On 3/5/09 15:32, Ben Bucksch wrote:
On 03.05.2009 09:06, Ian G wrote:
(5) possibly as consequence of all the above, it can be claimed that
it is an empty threat, and no more than a security/marketing tool for
PKI people.

Consequently, we need to either:
* Make that threat not empty


This is harder done than said. In order to make a threat of removal work, we would have to set it up so that we are fair, documented, disciplined, open, and agreed. We might get around 1 of 5 points in that list, currently. Let me rant on a bit...

1. Fairness cannot be done by the consensus model. We need a fair method, not democracy, in the sense that it is a gathering of many wolves and a few sheep, all voting who to eat for dinner.

2. Documented: we need procedures for this. Without a documented procedure, all actions are arbitrary.

3. Disciplined. We all have to follow the spirit. Which is to say we have to give and take. Accept some knocks. Mea culpa and all that.

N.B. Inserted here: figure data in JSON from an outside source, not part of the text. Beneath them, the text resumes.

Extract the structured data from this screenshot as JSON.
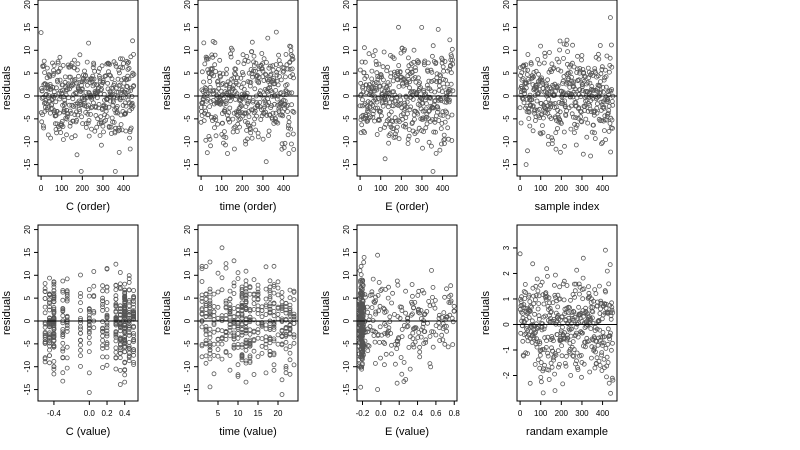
{
  "figure": {
    "background": "#ffffff",
    "point_color": "#555555",
    "line_color": "#000000"
  },
  "chart_data": [
    {
      "type": "scatter",
      "title": "",
      "xlabel": "C (order)",
      "ylabel": "residuals",
      "xlim": [
        -15,
        470
      ],
      "ylim": [
        -17.5,
        21
      ],
      "xticks": [
        0,
        100,
        200,
        300,
        400
      ],
      "xticklabels": [
        "0",
        "100",
        "200",
        "300",
        "400"
      ],
      "yticks": [
        -15,
        -10,
        -5,
        0,
        5,
        10,
        15,
        20
      ],
      "yticklabels": [
        "-15",
        "-10",
        "-5",
        "0",
        "5",
        "10",
        "15",
        "20"
      ],
      "hline": 0,
      "grid": false,
      "legend": "none",
      "points": {
        "n": 450,
        "x_kind": "index",
        "x_min": 0,
        "x_max": 450,
        "resid_sd": 5.0,
        "resid_min": -16.5,
        "resid_max": 20
      }
    },
    {
      "type": "scatter",
      "title": "",
      "xlabel": "time (order)",
      "ylabel": "residuals",
      "xlim": [
        -15,
        470
      ],
      "ylim": [
        -17.5,
        21
      ],
      "xticks": [
        0,
        100,
        200,
        300,
        400
      ],
      "xticklabels": [
        "0",
        "100",
        "200",
        "300",
        "400"
      ],
      "yticks": [
        -15,
        -10,
        -5,
        0,
        5,
        10,
        15,
        20
      ],
      "yticklabels": [
        "-15",
        "-10",
        "-5",
        "0",
        "5",
        "10",
        "15",
        "20"
      ],
      "hline": 0,
      "grid": false,
      "legend": "none",
      "points": {
        "n": 450,
        "x_kind": "index",
        "x_min": 0,
        "x_max": 450,
        "resid_sd": 5.0,
        "resid_min": -16.5,
        "resid_max": 20
      }
    },
    {
      "type": "scatter",
      "title": "",
      "xlabel": "E (order)",
      "ylabel": "residuals",
      "xlim": [
        -15,
        470
      ],
      "ylim": [
        -17.5,
        21
      ],
      "xticks": [
        0,
        100,
        200,
        300,
        400
      ],
      "xticklabels": [
        "0",
        "100",
        "200",
        "300",
        "400"
      ],
      "yticks": [
        -15,
        -10,
        -5,
        0,
        5,
        10,
        15,
        20
      ],
      "yticklabels": [
        "-15",
        "-10",
        "-5",
        "0",
        "5",
        "10",
        "15",
        "20"
      ],
      "hline": 0,
      "grid": false,
      "legend": "none",
      "points": {
        "n": 450,
        "x_kind": "index",
        "x_min": 0,
        "x_max": 450,
        "resid_sd": 5.0,
        "resid_min": -16.5,
        "resid_max": 20
      }
    },
    {
      "type": "scatter",
      "title": "",
      "xlabel": "sample index",
      "ylabel": "residuals",
      "xlim": [
        -15,
        470
      ],
      "ylim": [
        -17.5,
        21
      ],
      "xticks": [
        0,
        100,
        200,
        300,
        400
      ],
      "xticklabels": [
        "0",
        "100",
        "200",
        "300",
        "400"
      ],
      "yticks": [
        -15,
        -10,
        -5,
        0,
        5,
        10,
        15,
        20
      ],
      "yticklabels": [
        "-15",
        "-10",
        "-5",
        "0",
        "5",
        "10",
        "15",
        "20"
      ],
      "hline": 0,
      "grid": false,
      "legend": "none",
      "points": {
        "n": 450,
        "x_kind": "index",
        "x_min": 0,
        "x_max": 450,
        "resid_sd": 5.0,
        "resid_min": -16.5,
        "resid_max": 20
      }
    },
    {
      "type": "scatter",
      "title": "",
      "xlabel": "C (value)",
      "ylabel": "residuals",
      "xlim": [
        -0.58,
        0.55
      ],
      "ylim": [
        -17.5,
        21
      ],
      "xticks": [
        -0.4,
        0.0,
        0.2,
        0.4
      ],
      "xticklabels": [
        "-0.4",
        "0.0",
        "0.2",
        "0.4"
      ],
      "yticks": [
        -15,
        -10,
        -5,
        0,
        5,
        10,
        15,
        20
      ],
      "yticklabels": [
        "-15",
        "-10",
        "-5",
        "0",
        "5",
        "10",
        "15",
        "20"
      ],
      "hline": 0,
      "grid": false,
      "legend": "none",
      "points": {
        "n": 450,
        "x_kind": "discrete",
        "x_levels": [
          -0.5,
          -0.45,
          -0.4,
          -0.3,
          -0.25,
          -0.1,
          0.0,
          0.05,
          0.15,
          0.2,
          0.3,
          0.35,
          0.4,
          0.45,
          0.5
        ],
        "x_weights": [
          3,
          4,
          5,
          2,
          2,
          2,
          2,
          2,
          2,
          2,
          3,
          4,
          6,
          4,
          3
        ],
        "resid_sd": 5.0,
        "resid_min": -16.5,
        "resid_max": 20
      }
    },
    {
      "type": "scatter",
      "title": "",
      "xlabel": "time (value)",
      "ylabel": "residuals",
      "xlim": [
        0,
        25
      ],
      "ylim": [
        -17.5,
        21
      ],
      "xticks": [
        5,
        10,
        15,
        20
      ],
      "xticklabels": [
        "5",
        "10",
        "15",
        "20"
      ],
      "yticks": [
        -15,
        -10,
        -5,
        0,
        5,
        10,
        15,
        20
      ],
      "yticklabels": [
        "-15",
        "-10",
        "-5",
        "0",
        "5",
        "10",
        "15",
        "20"
      ],
      "hline": 0,
      "grid": false,
      "legend": "none",
      "points": {
        "n": 450,
        "x_kind": "discrete",
        "x_levels": [
          1,
          2,
          3,
          4,
          5,
          6,
          7,
          8,
          9,
          10,
          11,
          12,
          13,
          14,
          15,
          16,
          17,
          18,
          19,
          20,
          21,
          22,
          23,
          24
        ],
        "x_weights": [
          2,
          2,
          3,
          2,
          2,
          2,
          2,
          3,
          2,
          3,
          4,
          6,
          3,
          2,
          2,
          2,
          2,
          2,
          3,
          2,
          2,
          2,
          3,
          2
        ],
        "resid_sd": 5.0,
        "resid_min": -16.5,
        "resid_max": 20
      }
    },
    {
      "type": "scatter",
      "title": "",
      "xlabel": "E (value)",
      "ylabel": "residuals",
      "xlim": [
        -0.26,
        0.83
      ],
      "ylim": [
        -17.5,
        21
      ],
      "xticks": [
        -0.2,
        0.0,
        0.2,
        0.4,
        0.6,
        0.8
      ],
      "xticklabels": [
        "-0.2",
        "0.0",
        "0.2",
        "0.4",
        "0.6",
        "0.8"
      ],
      "yticks": [
        -15,
        -10,
        -5,
        0,
        5,
        10,
        15,
        20
      ],
      "yticklabels": [
        "-15",
        "-10",
        "-5",
        "0",
        "5",
        "10",
        "15",
        "20"
      ],
      "hline": 0,
      "grid": false,
      "legend": "none",
      "points": {
        "n": 450,
        "x_kind": "clustered",
        "cluster_x": -0.21,
        "cluster_spread": 0.015,
        "cluster_fraction": 0.55,
        "x_min": -0.2,
        "x_max": 0.8,
        "resid_sd": 5.0,
        "resid_min": -16.5,
        "resid_max": 20
      }
    },
    {
      "type": "scatter",
      "title": "",
      "xlabel": "randam example",
      "ylabel": "residuals",
      "xlim": [
        -15,
        470
      ],
      "ylim": [
        -3,
        3.9
      ],
      "xticks": [
        0,
        100,
        200,
        300,
        400
      ],
      "xticklabels": [
        "0",
        "100",
        "200",
        "300",
        "400"
      ],
      "yticks": [
        -2,
        -1,
        0,
        1,
        2,
        3
      ],
      "yticklabels": [
        "-2",
        "-1",
        "0",
        "1",
        "2",
        "3"
      ],
      "hline": 0,
      "grid": false,
      "legend": "none",
      "points": {
        "n": 450,
        "x_kind": "index",
        "x_min": 0,
        "x_max": 450,
        "resid_sd": 1.0,
        "resid_min": -2.7,
        "resid_max": 3.7
      }
    }
  ]
}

4. Open: it needs to be discussed here in the open. We probably earn half a point here. At a minimum, the ruling needs to be delivered, which doesn't get us the other half point as yet.

5. Agreed. We need to agree to all the above. Here, we get about half a point, because anyone who participates has entered into a spirit of an agreement. We just disagree on what it is, and where it is, and whether it binds us to something serious.

1 out of 5 points, before the threat becomes something worthwhile. This isn't going to change much, so perhaps some pragmatism: accept that it is an empty threat? The CAs already act as if it is an empty threat, maybe the users should as well.